La habitación estaba iluminada por un velador que inundaba el ambiente con una luz mortecina, que, aun así, dejaba a la vista la belleza de ella: cabellos largos y lacios de color azabache, rostro angelical blanco como la leche, sus grandes y hermosos ojos azules, que aún se mantenían al acecho, llenos de un fulgor macabro y que generaron tanto terror en él esa mañana.
Ella, sin mirarlo, lentamente empezó a sacarse la ropa, hasta quedar completamente desnuda. Su desnudez la hacia mucho más hermosa todavía. Con pasos seguros y suaves, se fue aproximando a él.
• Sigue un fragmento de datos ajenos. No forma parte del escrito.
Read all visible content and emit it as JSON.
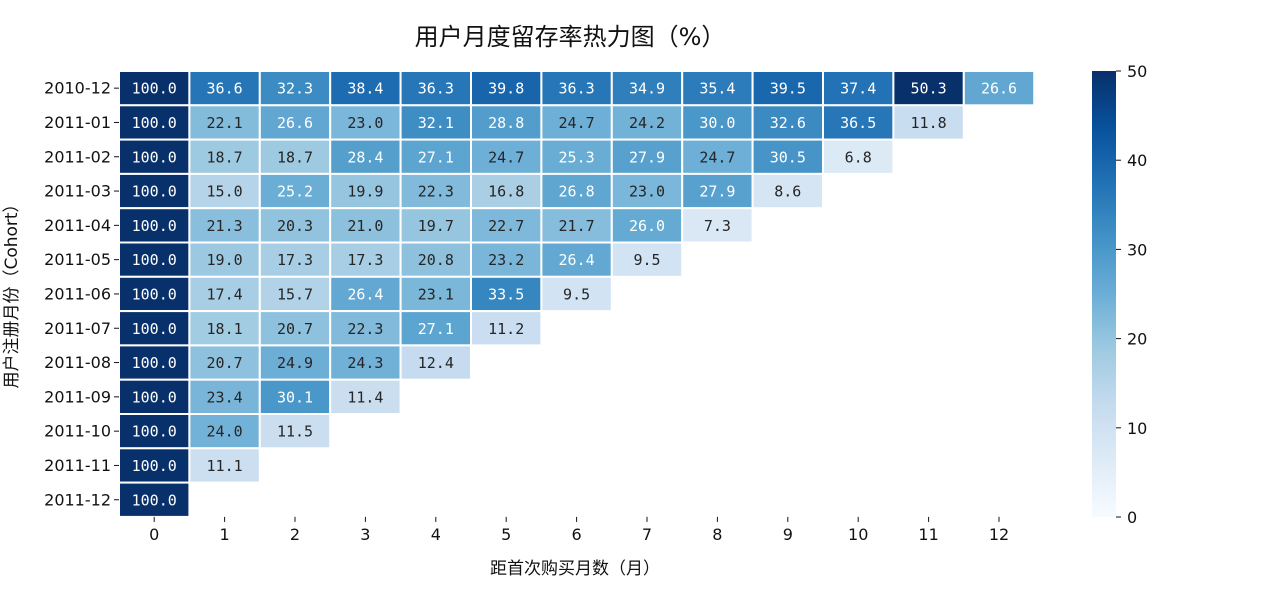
{
  "chart_data": {
    "type": "heatmap",
    "title": "用户月度留存率热力图（%）",
    "xlabel": "距首次购买月数（月）",
    "ylabel": "用户注册月份（Cohort）",
    "x_categories": [
      "0",
      "1",
      "2",
      "3",
      "4",
      "5",
      "6",
      "7",
      "8",
      "9",
      "10",
      "11",
      "12"
    ],
    "y_categories": [
      "2010-12",
      "2011-01",
      "2011-02",
      "2011-03",
      "2011-04",
      "2011-05",
      "2011-06",
      "2011-07",
      "2011-08",
      "2011-09",
      "2011-10",
      "2011-11",
      "2011-12"
    ],
    "values": [
      [
        100.0,
        36.6,
        32.3,
        38.4,
        36.3,
        39.8,
        36.3,
        34.9,
        35.4,
        39.5,
        37.4,
        50.3,
        26.6
      ],
      [
        100.0,
        22.1,
        26.6,
        23.0,
        32.1,
        28.8,
        24.7,
        24.2,
        30.0,
        32.6,
        36.5,
        11.8
      ],
      [
        100.0,
        18.7,
        18.7,
        28.4,
        27.1,
        24.7,
        25.3,
        27.9,
        24.7,
        30.5,
        6.8
      ],
      [
        100.0,
        15.0,
        25.2,
        19.9,
        22.3,
        16.8,
        26.8,
        23.0,
        27.9,
        8.6
      ],
      [
        100.0,
        21.3,
        20.3,
        21.0,
        19.7,
        22.7,
        21.7,
        26.0,
        7.3
      ],
      [
        100.0,
        19.0,
        17.3,
        17.3,
        20.8,
        23.2,
        26.4,
        9.5
      ],
      [
        100.0,
        17.4,
        15.7,
        26.4,
        23.1,
        33.5,
        9.5
      ],
      [
        100.0,
        18.1,
        20.7,
        22.3,
        27.1,
        11.2
      ],
      [
        100.0,
        20.7,
        24.9,
        24.3,
        12.4
      ],
      [
        100.0,
        23.4,
        30.1,
        11.4
      ],
      [
        100.0,
        24.0,
        11.5
      ],
      [
        100.0,
        11.1
      ],
      [
        100.0
      ]
    ],
    "colorbar": {
      "min": 0,
      "max": 50,
      "ticks": [
        "0",
        "10",
        "20",
        "30",
        "40",
        "50"
      ]
    },
    "colormap": "Blues",
    "legend": "colorbar-right",
    "grid": false
  }
}
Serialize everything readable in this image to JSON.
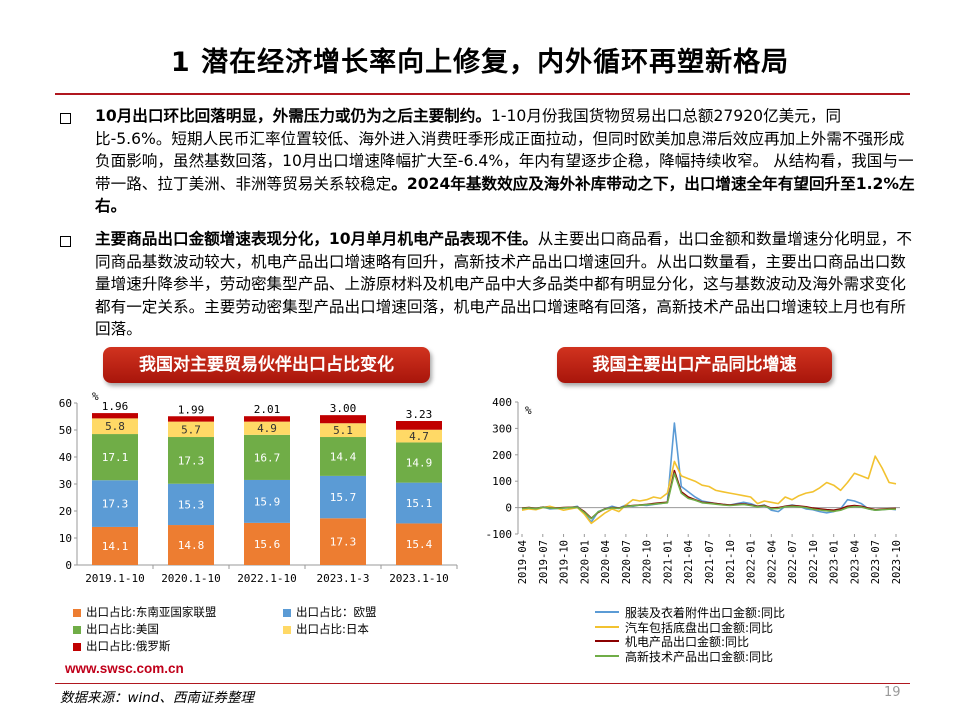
{
  "slide": {
    "title": "1 潜在经济增长率向上修复，内外循环再塑新格局",
    "bullets": [
      {
        "lead": "10月出口环比回落明显，外需压力或仍为之后主要制约。",
        "body": "1-10月份我国货物贸易出口总额27920亿美元，同比-5.6%。短期人民币汇率位置较低、海外进入消费旺季形成正面拉动，但同时欧美加息滞后效应再加上外需不强形成负面影响，虽然基数回落，10月出口增速降幅扩大至-6.4%，年内有望逐步企稳，降幅持续收窄。 从结构看，我国与一带一路、拉丁美洲、非洲等贸易关系较稳定",
        "tail": "。2024年基数效应及海外补库带动之下，出口增速全年有望回升至1.2%左右。"
      },
      {
        "lead": "主要商品出口金额增速表现分化，10月单月机电产品表现不佳。",
        "body": "从主要出口商品看，出口金额和数量增速分化明显，不同商品基数波动较大，机电产品出口增速略有回升，高新技术产品出口增速回升。从出口数量看，主要出口商品出口数量增速升降参半，劳动密集型产品、上游原材料及机电产品中大多品类中都有明显分化，这与基数波动及海外需求变化都有一定关系。主要劳动密集型产品出口增速回落，机电产品出口增速略有回落，高新技术产品出口增速较上月也有所回落。",
        "tail": ""
      }
    ],
    "footer_url": "www.swsc.com.cn",
    "footer_source": "数据来源：wind、西南证券整理",
    "page_number": "19"
  },
  "chart_data": [
    {
      "type": "bar",
      "stacked": true,
      "title": "我国对主要贸易伙伴出口占比变化",
      "unit": "%",
      "categories": [
        "2019.1-10",
        "2020.1-10",
        "2022.1-10",
        "2023.1-3",
        "2023.1-10"
      ],
      "ylim": [
        0,
        60
      ],
      "yticks": [
        0,
        10,
        20,
        30,
        40,
        50,
        60
      ],
      "series": [
        {
          "name": "出口占比:东南亚国家联盟",
          "color": "#ed7d31",
          "values": [
            14.1,
            14.8,
            15.6,
            17.3,
            15.4
          ]
        },
        {
          "name": "出口占比：欧盟",
          "color": "#5b9bd5",
          "values": [
            17.3,
            15.3,
            15.9,
            15.7,
            15.1
          ]
        },
        {
          "name": "出口占比:美国",
          "color": "#70ad47",
          "values": [
            17.1,
            17.3,
            16.7,
            14.4,
            14.9
          ]
        },
        {
          "name": "出口占比:日本",
          "color": "#ffd966",
          "values": [
            5.8,
            5.7,
            4.9,
            5.1,
            4.7
          ]
        },
        {
          "name": "出口占比:俄罗斯",
          "color": "#c00000",
          "values": [
            1.96,
            1.99,
            2.01,
            3.0,
            3.23
          ]
        }
      ],
      "labels": [
        [
          "14.1",
          "14.8",
          "15.6",
          "17.3",
          "15.4"
        ],
        [
          "17.3",
          "15.3",
          "15.9",
          "15.7",
          "15.1"
        ],
        [
          "17.1",
          "17.3",
          "16.7",
          "14.4",
          "14.9"
        ],
        [
          "5.8",
          "5.7",
          "4.9",
          "5.1",
          "4.7"
        ],
        [
          "1.96",
          "1.99",
          "2.01",
          "3.00",
          "3.23"
        ]
      ],
      "legend_position": "bottom"
    },
    {
      "type": "line",
      "title": "我国主要出口产品同比增速",
      "unit": "%",
      "ylim": [
        -100,
        400
      ],
      "yticks": [
        -100,
        0,
        100,
        200,
        300,
        400
      ],
      "x": [
        "2019-04",
        "2019-05",
        "2019-06",
        "2019-07",
        "2019-08",
        "2019-09",
        "2019-10",
        "2019-11",
        "2019-12",
        "2020-01",
        "2020-02",
        "2020-03",
        "2020-04",
        "2020-05",
        "2020-06",
        "2020-07",
        "2020-08",
        "2020-09",
        "2020-10",
        "2020-11",
        "2020-12",
        "2021-01",
        "2021-02",
        "2021-03",
        "2021-04",
        "2021-05",
        "2021-06",
        "2021-07",
        "2021-08",
        "2021-09",
        "2021-10",
        "2021-11",
        "2021-12",
        "2022-01",
        "2022-02",
        "2022-03",
        "2022-04",
        "2022-05",
        "2022-06",
        "2022-07",
        "2022-08",
        "2022-09",
        "2022-10",
        "2022-11",
        "2022-12",
        "2023-01",
        "2023-02",
        "2023-03",
        "2023-04",
        "2023-05",
        "2023-06",
        "2023-07",
        "2023-08",
        "2023-09",
        "2023-10"
      ],
      "xtick_labels": [
        "2019-04",
        "2019-07",
        "2019-10",
        "2020-01",
        "2020-04",
        "2020-07",
        "2020-10",
        "2021-01",
        "2021-04",
        "2021-07",
        "2021-10",
        "2022-01",
        "2022-04",
        "2022-07",
        "2022-10",
        "2023-01",
        "2023-04",
        "2023-07",
        "2023-10"
      ],
      "series": [
        {
          "name": "服装及衣着附件出口金额:同比",
          "color": "#5b9bd5",
          "values": [
            -5,
            0,
            -3,
            2,
            -5,
            -3,
            -2,
            0,
            5,
            -20,
            -55,
            -15,
            -5,
            5,
            -2,
            10,
            5,
            10,
            8,
            12,
            15,
            20,
            320,
            80,
            60,
            40,
            25,
            20,
            15,
            12,
            10,
            15,
            20,
            15,
            5,
            10,
            -10,
            -15,
            5,
            10,
            5,
            -5,
            -8,
            -15,
            -20,
            -15,
            -5,
            30,
            25,
            15,
            -5,
            -10,
            -8,
            -5,
            -8
          ]
        },
        {
          "name": "汽车包括底盘出口金额:同比",
          "color": "#f2c230",
          "values": [
            -10,
            -5,
            -8,
            0,
            5,
            -2,
            -10,
            -5,
            0,
            -25,
            -60,
            -40,
            -20,
            -5,
            -15,
            10,
            30,
            25,
            30,
            40,
            35,
            55,
            175,
            120,
            110,
            100,
            85,
            80,
            65,
            60,
            55,
            50,
            45,
            40,
            15,
            25,
            20,
            15,
            40,
            30,
            45,
            55,
            60,
            75,
            95,
            85,
            65,
            95,
            130,
            120,
            110,
            195,
            150,
            95,
            90
          ]
        },
        {
          "name": "机电产品出口金额:同比",
          "color": "#8b0000",
          "values": [
            -2,
            0,
            -3,
            2,
            -1,
            -2,
            0,
            1,
            2,
            -15,
            -40,
            -18,
            -5,
            0,
            -2,
            5,
            8,
            10,
            12,
            15,
            18,
            20,
            140,
            60,
            40,
            30,
            20,
            18,
            15,
            12,
            10,
            12,
            14,
            10,
            5,
            8,
            -2,
            0,
            5,
            8,
            6,
            3,
            -2,
            -5,
            -8,
            -10,
            -5,
            5,
            8,
            5,
            -2,
            -8,
            -6,
            -4,
            -3
          ]
        },
        {
          "name": "高新技术产品出口金额:同比",
          "color": "#70ad47",
          "values": [
            -3,
            -1,
            -4,
            1,
            -2,
            -3,
            -1,
            0,
            1,
            -18,
            -42,
            -16,
            -6,
            -1,
            -3,
            4,
            7,
            9,
            11,
            13,
            16,
            18,
            130,
            55,
            35,
            28,
            18,
            16,
            13,
            10,
            8,
            10,
            12,
            8,
            3,
            6,
            -4,
            -3,
            3,
            5,
            3,
            0,
            -6,
            -9,
            -12,
            -14,
            -10,
            0,
            4,
            2,
            -5,
            -10,
            -8,
            -6,
            -6
          ]
        }
      ],
      "legend_position": "bottom"
    }
  ]
}
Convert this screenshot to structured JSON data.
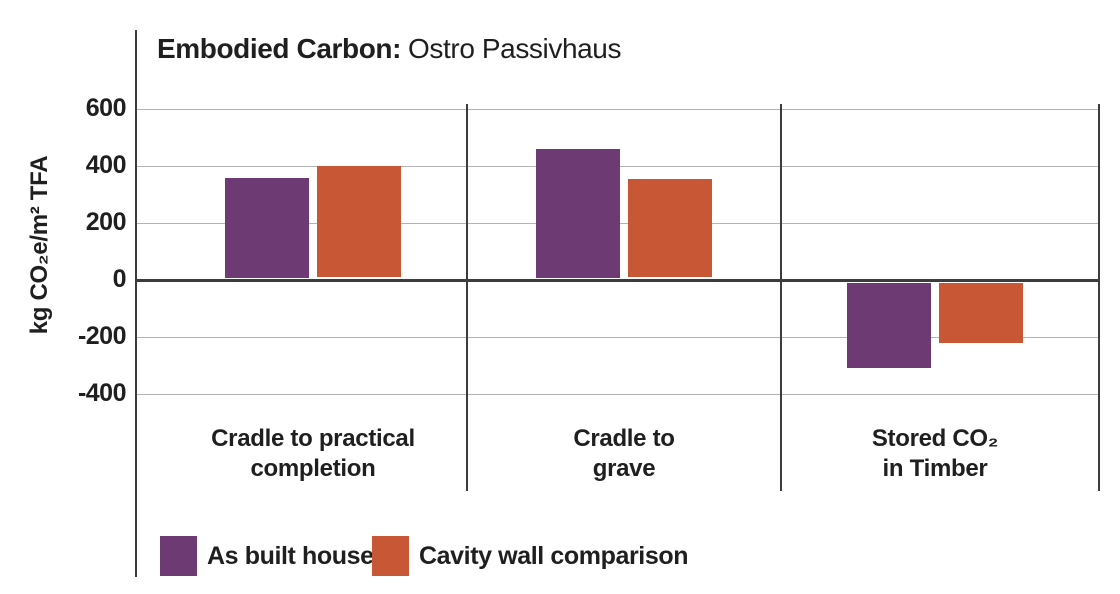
{
  "title": {
    "bold": "Embodied Carbon:",
    "regular": "Ostro Passivhaus"
  },
  "y_axis": {
    "label": "kg CO₂e/m² TFA",
    "ticks": [
      "600",
      "400",
      "200",
      "0",
      "-200",
      "-400"
    ]
  },
  "categories_display": [
    {
      "lines": [
        "Cradle to practical",
        "completion"
      ]
    },
    {
      "lines": [
        "Cradle to",
        "grave"
      ]
    },
    {
      "lines": [
        "Stored CO₂",
        "in Timber"
      ]
    }
  ],
  "legend": [
    {
      "label": "As built house",
      "color": "#6d3a73"
    },
    {
      "label": "Cavity wall comparison",
      "color": "#c75735"
    }
  ],
  "colors": {
    "as_built": "#6d3a73",
    "cavity_wall": "#c75735",
    "grid": "#b3b3b3",
    "axis": "#3c3c3c",
    "text": "#1f1f1f"
  },
  "chart_data": {
    "type": "bar",
    "title": "Embodied Carbon: Ostro Passivhaus",
    "xlabel": "",
    "ylabel": "kg CO₂e/m² TFA",
    "categories": [
      "Cradle to practical completion",
      "Cradle to grave",
      "Stored CO₂ in Timber"
    ],
    "series": [
      {
        "name": "As built house",
        "color": "#6d3a73",
        "values": [
          350,
          450,
          -310
        ]
      },
      {
        "name": "Cavity wall comparison",
        "color": "#c75735",
        "values": [
          390,
          345,
          -220
        ]
      }
    ],
    "ylim": [
      -400,
      600
    ],
    "ytick_interval": 200,
    "grid": true,
    "legend_position": "bottom"
  }
}
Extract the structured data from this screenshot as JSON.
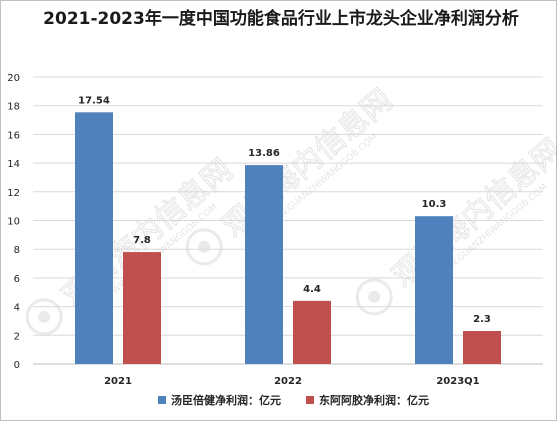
{
  "chart_data": {
    "type": "bar",
    "title": "2021-2023年一度中国功能食品行业上市龙头企业净利润分析",
    "categories": [
      "2021",
      "2022",
      "2023Q1"
    ],
    "series": [
      {
        "name": "汤臣倍健净利润：亿元",
        "color": "#4F81BD",
        "values": [
          17.54,
          13.86,
          10.3
        ]
      },
      {
        "name": "东阿阿胶净利润：亿元",
        "color": "#C0504D",
        "values": [
          7.8,
          4.4,
          2.3
        ]
      }
    ],
    "ylim": [
      0,
      20
    ],
    "yticks": [
      0,
      2,
      4,
      6,
      8,
      10,
      12,
      14,
      16,
      18,
      20
    ],
    "grid": true,
    "legend_position": "bottom"
  },
  "watermark": {
    "text": "观知海内信息网",
    "subtext": "WWW.GUANZHIWANGGOB.COM"
  }
}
Él estaba inmóvil, su mente estaba confusa, todos los músculos de su cuerpo estaban paralizados.Ella se acercó a él, podía sentir el calor de su piel, la dulce fragancia de su cuerpo desnudo. Su corazón se aceleraba cada vez más y una especie de frenesí se esparció en todo su cuerpo.
Ella acercó su delicada mano a la mejilla de Marcelo, luego lo besó tiernamente en el cuello y luego lo miró dulcemente a los ojos, los espantosos dragones se habían esfumado y la que lo miraba era esa tierna muchacha que había conquistado su corazón. Esbozó una sonrisa, como una niña picara que ha confesado una travesura, tomó las manos de él poniéndolas en sus pechos fuertemente. Él no decía nada, estaba algo pálido. Ella comenzó a sacarle lentamente la ropa hasta desnudarlo. Luego empezó a besarlo, morderle suavemente la oreja, luego el cuello y luego sus labios. Todo esto acompañado con sensuales movimientos de su cuerpo.
Él se fue entregando a los placeres de la carne, dejando el terror que lo había paralizado, para tomar la iniciativa, entregando su cuerpo y virilidad a ella. El mundo se fue esfumando junto con los planes macabros, su solitaria vida y el dolor de la angustia en carne viva se iban como anestesiando mientras la penetraba frenéticamente. Ella gemía de placer y sus gemidos iban in crescendo, eso a él lo estimulaba más. Por primera vez tanto tiempo él sintió que verdaderamente estaban haciendo el amor.
Cuando llegó al clímax, el placer que inundó todo su ser… se transformó de golpe en un escalofrío que recorrió todo su cuerpo. En ese instante, él comprendió que su suerte estaba echada.



Marcelo y la Soledad, hicieron el amor por última vez esa noche.
Unos vecinos encontraron el cadáver de Marcelo unos días después. Su cuerpo maloliente y en estado de descomposición, estaba desnudo, en su sillón y con los ojos abiertos, como si estuviera mirando a través de la ventana, a la espera de alguien que lo sacara de la malsana vida que la Soledad lo había llevado.